Friday, January 4, 2013

Critique of Pure Politics

Our liberal friends like to make the rule of their administrative welfare state seem mild and beneficial, as all rulers do.  But we conservatives, trying to stem the tide, have a different idea of their politics.

We see four highly charged electrodes that will do serious damage to society unless carefully handled: government, politics, culture, and system.

Government is force.  This is so obvious that it often gets forgotten.  Government operates by taking money from people by force and spending that money on its supporters.  It starts with the money government takes to fund its armed forces and its police forces and goes on from there.  The question about any government program should be: "why does this need to be done by force?"

Politics is division.  If you put a bunch of Americans into a room to solve a problem they will solve it, and solve it in a way that gives everyone a piece of the action.  If you want to divide them then put a politician into the mix.  Politicians divide people into the 51% and the 49%.  Nothing wrong with that; it's just what they do.  But divide they will, wherever they go, and so it's a good idea to minimize the amount of politics going on.  Politics, after all, is civil war by other means.
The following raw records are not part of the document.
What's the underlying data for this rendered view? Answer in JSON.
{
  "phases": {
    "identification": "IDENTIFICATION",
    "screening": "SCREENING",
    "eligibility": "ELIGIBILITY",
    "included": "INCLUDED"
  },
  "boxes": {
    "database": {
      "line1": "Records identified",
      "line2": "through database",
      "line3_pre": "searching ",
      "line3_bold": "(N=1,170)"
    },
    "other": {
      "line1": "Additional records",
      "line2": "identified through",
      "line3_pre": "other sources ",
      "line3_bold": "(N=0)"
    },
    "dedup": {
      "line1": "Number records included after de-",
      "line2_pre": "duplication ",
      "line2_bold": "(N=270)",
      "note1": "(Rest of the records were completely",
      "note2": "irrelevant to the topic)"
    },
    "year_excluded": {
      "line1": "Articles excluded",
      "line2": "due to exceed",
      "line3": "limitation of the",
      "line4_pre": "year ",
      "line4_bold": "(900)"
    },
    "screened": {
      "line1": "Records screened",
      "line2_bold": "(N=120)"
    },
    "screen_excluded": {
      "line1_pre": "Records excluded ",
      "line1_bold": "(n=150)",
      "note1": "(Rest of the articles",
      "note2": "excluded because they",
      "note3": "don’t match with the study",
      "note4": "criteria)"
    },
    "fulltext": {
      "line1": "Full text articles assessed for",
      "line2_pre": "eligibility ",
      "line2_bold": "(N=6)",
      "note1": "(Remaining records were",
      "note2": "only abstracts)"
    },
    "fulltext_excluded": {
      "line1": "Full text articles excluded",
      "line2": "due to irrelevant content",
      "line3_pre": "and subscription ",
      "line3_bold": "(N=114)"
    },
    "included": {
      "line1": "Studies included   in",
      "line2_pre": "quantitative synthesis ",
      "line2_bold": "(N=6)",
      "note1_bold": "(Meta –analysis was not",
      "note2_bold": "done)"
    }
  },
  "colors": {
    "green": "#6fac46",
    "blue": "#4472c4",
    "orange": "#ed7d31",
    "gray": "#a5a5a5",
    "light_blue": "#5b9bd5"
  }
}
Culture is power.  This is something that conservatives know to their cost.  You cannot speak to anyone unless you have standing in the culture.  When you are cut out of the conversation, as conservatives are in education and in media, you might as well not exist.  The way that liberals have shut conservatives out of the culture is an injustice and cries out fro redress.

System is domination.  There has to be a system, said a liberal friend about health care.  No there doesn't.  Anytime you have a social system you have domination, because the system declares that there is one way, the system way, to do things.  Everything that the government has reduced to a system, from health care to pensions to education to welfare, is a monstrosity.  Social animals don't work by system, they work by communication and consensus.

Of course, no society can do without government, politics, culture, and system.  The point is that they are like electrodes, highly charged with energy: they can be used for good and for ill.  The great temptation is to assume that if "I" ran the government, drove the politics, influenced the culture, organized the system, that all would be well.

No it wouldn't.  These four electrodes are like sirens, seducing us into evil.  The meaning of life cannot be precipitated into government, or politics, or culture, or system.  It can only be found in the actual living of life, and life is best lived at a respectful distance from these four highly charged electrodes.  Otherwise they might electrocute you.